2. Section 3.1: The sixth sentence was originally “Furthermore, we have found 13 and 3 duplicate sequences in the NDARO and MEGARes databases, respectively (the number of sequences in
Figure 1 is corrected for the presence of duplicates).”. We have modified it to the following ”Furthermore, we have found 13, 9 and 3 duplicate sequences in the NDARO, ResFinder and MEGARes databases, respectively (the number of sequences in
Figure 1 is corrected for the presence of duplicates).”
3. Section 3.1: The last three sentences of the section are “In
Figure 1, a clear difference can be observed between SARG, ARGminer and MEGARes databases in contrast with NDARO, ResFinder and CARD in the relationship between the number of unique sequences and corresponding genes. The major differences between the two groups is that CARD, NDARO and ResFinder are primer databases mainly based on the extensive review of the corresponding scientific literature [37], while the others are assembled from other data resources. One might expect that with keeping one reference sequence for each gene, these databases are prone to producing false negatives in homology searches; however, this is overcome in CARD with the use of individual detection threshold for genes stored in the Model Ontology [36] and the use of HMMs (Hidden Markov Models) in the detection software of NDARO when no high confidence match can be retrieved [34].” Based on the errors that we have found, we have modified it to the following: “In
Figure 1, a clear difference can be observed between CARD and the rest of the databases in the relationship between the number of unique sequences and corresponding genes.

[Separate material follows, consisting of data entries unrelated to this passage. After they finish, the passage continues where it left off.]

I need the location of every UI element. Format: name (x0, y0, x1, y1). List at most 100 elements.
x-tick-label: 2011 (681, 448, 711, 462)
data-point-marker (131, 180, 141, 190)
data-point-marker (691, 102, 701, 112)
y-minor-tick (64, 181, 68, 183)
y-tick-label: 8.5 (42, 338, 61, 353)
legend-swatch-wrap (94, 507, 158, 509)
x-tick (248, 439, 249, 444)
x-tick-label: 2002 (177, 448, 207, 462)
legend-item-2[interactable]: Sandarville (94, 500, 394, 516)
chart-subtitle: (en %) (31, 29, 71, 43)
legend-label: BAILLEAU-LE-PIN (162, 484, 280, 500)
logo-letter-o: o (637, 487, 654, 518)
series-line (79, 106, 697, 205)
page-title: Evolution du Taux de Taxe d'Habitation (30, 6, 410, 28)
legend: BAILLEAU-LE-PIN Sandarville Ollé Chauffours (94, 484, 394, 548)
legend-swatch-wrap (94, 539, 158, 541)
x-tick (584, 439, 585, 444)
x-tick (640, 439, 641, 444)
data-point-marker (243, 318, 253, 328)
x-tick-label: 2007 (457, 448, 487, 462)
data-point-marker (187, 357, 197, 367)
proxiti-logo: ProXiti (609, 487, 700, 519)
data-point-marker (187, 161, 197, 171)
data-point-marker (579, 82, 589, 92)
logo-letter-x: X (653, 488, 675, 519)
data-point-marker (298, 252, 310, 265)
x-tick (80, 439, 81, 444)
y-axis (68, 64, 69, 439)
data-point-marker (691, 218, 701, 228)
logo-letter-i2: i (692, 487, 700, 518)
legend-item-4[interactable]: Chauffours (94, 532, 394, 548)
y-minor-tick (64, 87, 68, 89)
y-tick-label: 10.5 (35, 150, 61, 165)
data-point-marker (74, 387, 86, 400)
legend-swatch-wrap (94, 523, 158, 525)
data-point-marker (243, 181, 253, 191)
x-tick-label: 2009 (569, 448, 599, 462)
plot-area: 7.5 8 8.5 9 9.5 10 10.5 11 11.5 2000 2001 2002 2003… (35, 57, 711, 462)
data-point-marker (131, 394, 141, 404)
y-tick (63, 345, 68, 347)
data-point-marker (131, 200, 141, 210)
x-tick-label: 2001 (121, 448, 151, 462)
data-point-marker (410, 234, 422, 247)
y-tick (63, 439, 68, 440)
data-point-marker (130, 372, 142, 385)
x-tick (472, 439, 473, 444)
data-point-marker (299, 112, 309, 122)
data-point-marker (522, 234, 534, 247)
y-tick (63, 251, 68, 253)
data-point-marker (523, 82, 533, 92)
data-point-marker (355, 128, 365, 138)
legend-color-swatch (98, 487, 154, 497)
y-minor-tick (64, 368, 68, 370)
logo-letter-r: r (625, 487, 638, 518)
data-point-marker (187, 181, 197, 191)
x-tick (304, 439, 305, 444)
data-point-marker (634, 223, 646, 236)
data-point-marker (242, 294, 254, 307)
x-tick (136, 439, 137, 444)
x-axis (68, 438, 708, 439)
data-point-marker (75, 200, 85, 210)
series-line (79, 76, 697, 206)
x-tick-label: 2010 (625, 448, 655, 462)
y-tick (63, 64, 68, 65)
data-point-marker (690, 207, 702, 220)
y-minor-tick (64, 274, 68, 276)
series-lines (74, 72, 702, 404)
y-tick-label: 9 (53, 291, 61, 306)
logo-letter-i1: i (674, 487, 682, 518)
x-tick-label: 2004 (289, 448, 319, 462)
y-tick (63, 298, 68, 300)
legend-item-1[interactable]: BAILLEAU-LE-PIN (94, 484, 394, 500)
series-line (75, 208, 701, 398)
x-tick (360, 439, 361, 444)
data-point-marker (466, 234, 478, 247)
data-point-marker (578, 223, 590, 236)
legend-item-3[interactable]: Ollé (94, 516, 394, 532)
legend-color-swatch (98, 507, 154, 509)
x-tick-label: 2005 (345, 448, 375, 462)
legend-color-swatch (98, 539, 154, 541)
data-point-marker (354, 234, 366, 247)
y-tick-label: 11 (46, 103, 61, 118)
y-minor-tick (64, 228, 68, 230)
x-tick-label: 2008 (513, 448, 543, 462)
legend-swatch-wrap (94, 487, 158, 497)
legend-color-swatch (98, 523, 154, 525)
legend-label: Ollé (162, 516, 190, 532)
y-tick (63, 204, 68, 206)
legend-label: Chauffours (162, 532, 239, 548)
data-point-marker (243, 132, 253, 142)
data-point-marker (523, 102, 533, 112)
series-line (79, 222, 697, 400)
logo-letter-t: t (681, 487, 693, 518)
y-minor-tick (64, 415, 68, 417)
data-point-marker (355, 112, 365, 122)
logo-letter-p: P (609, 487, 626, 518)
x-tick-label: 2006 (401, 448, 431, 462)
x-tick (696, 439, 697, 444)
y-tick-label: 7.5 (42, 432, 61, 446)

One might expect that with keeping one reference sequence for each gene, CARD is prone to producing false negatives in homology searches; however, this is overcome in CARD with the use of individual detection threshold for genes stored in the Model Ontology [36].”
4. Section 3.3: In the first sentence of the second paragraph, the number of genes with no species classification in the CARD database has been revised from 59 to 19.
5. Section 3.3: The fourth sentence of the second paragraph of this section was changed from “CARD stores 10 genes for Chlamydomonas algae and five for the archaea genus Halobacterium, while PointFinder has six genes for Plasmodium protozoa.”, to “CARD stores two genes for Chlamydomonas algae and two for the archaea genus Halobacterium, while PointFinder has six genes for Plasmodium protozoa.”
6. Section 3.3: In the seventh sentence of the second paragraph of this section, the number of AMR genes assigned to the genus Mycobacterium in CARD has been changed from 1168 to 63.
7. Section 3.3: The last sentence of the third paragraph of this section was changed from “An especially high number of genes is stored in the database for the Mycolicibacterium genus (37 genes), which is in the forefront as a potential bacterium for degrading plastic pollutants [60].” to the following: “A notable number of genes is stored in the database for the Mycolicibacterium genus (4 genes), which is in the forefront as a potential bacterium for degrading plastic pollutants [60].”